Ha ancora un tono piatto, ma almeno mi parla, il che dovrebbe farmi sentire tutta felice. – Non riesce a stare lontano dal tuo bel visino, – dico.
– Sul serio. Voleva solo controllare quello che stiamo facendo. E provare un’altra volta a prendersi l’esame dei dati digitali. Cosa teme che troviamo?
– Non mi interessa –. E quando Steve apre di nuovo la bocca, lo ripeto: – Non mi interessa.
Lui alza gli occhi al soffitto, spinge via le e-mail e torna a fare quello che stava facendo prima. Provo a riprendere da dove avevo lasciato, ma ho perso la concentrazione; tutta la spam mi si confonde davanti agli occhi, diventando un’unica, infinita, offerta di viagra. Le mie gambe non stanno ferme, vorrei solo alzarmi e muovermi.
L’unica cosa che ancora cerca debolmente di farsi sentire, nella mia testa, è la storia di Lucy sull’uomo segreto di Aislinn. È da lí che è partita tutta la stronzata delle gang, ma ora che l’abbiamo esclusa, la storia è ancora lí e chiede una spiegazione. Penso, e avrei dovuto pensarlo due giorni fa, che Lucy può aver avuto altre ragioni per mostrarsi reticente. Forse quell’uomo è un suo collega di lavoro, sposato. Dopotutto, Aislinn ha conosciuto Rory attraverso Lucy. Se ha incontrato un altro uomo, è piú che possibile che sia successo nello stesso modo. E Lucy non vuole drammi sul posto di lavoro, se l’uomo scopre che è stata lei a creare l’occasione. O forse, come avevo pensato all’inizio, quest’uomo non esiste. Sono tentata di andare a prendere Lucy a casa, portarla qui e torchiarla come si deve, finché non mi dirà se la storia dell’amante segreto è una sua vendetta contro un ex di Aislinn o un modo per spingerci a non scartare nessuna possibilità. Dopodiché potrò finalmente chiudere questa pista del cazzo e non pensarci piú.

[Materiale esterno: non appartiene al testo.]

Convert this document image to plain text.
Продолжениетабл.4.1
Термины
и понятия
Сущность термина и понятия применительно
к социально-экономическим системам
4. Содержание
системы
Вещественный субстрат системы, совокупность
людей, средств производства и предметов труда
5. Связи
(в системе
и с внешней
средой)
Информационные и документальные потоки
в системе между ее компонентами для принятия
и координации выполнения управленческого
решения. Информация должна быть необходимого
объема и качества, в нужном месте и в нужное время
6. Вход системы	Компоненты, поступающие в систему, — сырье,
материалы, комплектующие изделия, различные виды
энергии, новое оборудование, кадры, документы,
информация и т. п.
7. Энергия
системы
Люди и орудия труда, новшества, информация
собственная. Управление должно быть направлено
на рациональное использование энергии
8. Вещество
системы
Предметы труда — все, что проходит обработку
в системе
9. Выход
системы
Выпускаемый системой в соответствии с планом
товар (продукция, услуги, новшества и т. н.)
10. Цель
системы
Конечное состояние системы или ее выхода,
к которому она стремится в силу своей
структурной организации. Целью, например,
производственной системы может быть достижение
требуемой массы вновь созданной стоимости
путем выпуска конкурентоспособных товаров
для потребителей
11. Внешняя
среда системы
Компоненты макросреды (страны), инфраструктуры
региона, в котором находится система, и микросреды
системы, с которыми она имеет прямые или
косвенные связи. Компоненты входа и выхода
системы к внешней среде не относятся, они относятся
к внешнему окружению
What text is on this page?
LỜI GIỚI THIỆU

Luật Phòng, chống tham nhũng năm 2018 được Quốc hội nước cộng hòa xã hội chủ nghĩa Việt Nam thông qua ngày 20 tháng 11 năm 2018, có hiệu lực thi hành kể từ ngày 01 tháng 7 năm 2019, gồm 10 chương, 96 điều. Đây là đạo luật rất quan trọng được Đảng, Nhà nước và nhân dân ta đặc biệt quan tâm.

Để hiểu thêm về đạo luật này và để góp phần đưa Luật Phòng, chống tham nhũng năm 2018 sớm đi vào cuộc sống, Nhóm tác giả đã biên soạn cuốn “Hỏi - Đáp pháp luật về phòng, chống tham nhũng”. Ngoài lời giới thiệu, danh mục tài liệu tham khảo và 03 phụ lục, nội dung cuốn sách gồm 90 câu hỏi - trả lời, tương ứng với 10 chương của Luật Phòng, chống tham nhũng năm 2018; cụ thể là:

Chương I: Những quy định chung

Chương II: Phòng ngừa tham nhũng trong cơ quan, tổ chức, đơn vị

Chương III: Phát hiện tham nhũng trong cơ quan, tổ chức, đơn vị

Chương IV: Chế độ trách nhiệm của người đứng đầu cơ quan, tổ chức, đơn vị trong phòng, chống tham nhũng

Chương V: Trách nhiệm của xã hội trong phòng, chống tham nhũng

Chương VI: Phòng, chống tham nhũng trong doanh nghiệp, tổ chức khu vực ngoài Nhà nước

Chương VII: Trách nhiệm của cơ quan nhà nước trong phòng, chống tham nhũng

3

In quel momento Steve alza la testa di scatto. – Antoinette, – dice. Ha dimenticato che ce l’ha con me.
– Cosa?
Spinge un foglio verso di me. Ha le sopracciglia alzate fino a metà della fronte.
Si tratta di una delle fotocopie che ha fatto ieri: la dichiarazione giurata di un cliente di Desmond Murray, che fornisce il proprio alibi. La firma del poliziotto che ha preso la dichiarazione è uno scarabocchio, ma il nome scritto sotto a macchina è chiarissimo: detective Joseph McCann.
Incrocio lo sguardo di Steve. Lui dice, pianissimo: – Che diavolo…?
L’Irlanda è piccola, i detective non sono moltissimi, sarebbe piú strano se almeno uno dei detective del caso Murray ora non lavorasse alla Omicidi. Questo spiega perché Gary ha insistito tanto che tenessi la bocca chiusa: se mi metto ad agitare le acque, i guai scoppieranno molto vicino a casa. A parte questo, non so dire, tra la luce incerta che entra dalle finestre e quello che è successo negli ultimi mesi, se si tratti di un’altra manciata di nulla o se i miei campanelli di allarme debbano scattare a tutto volume.
Dico: – Bisogna controllare il resto delle fotocopie che hai fatto dal fascicolo. Dammi la metà dei fogli.
Leggiamo in fretta, con un occhio alla porta. Quella firma scarabocchiata è dappertutto. Se ieri non avessimo avuto tanta fretta, non avremmo potuto mancare di notarla: McCann, McCann, McCann. Non è stato tirato dentro per dare una mano solo durante lo sforzo iniziale, come Gary. McCann era proprio al centro del caso.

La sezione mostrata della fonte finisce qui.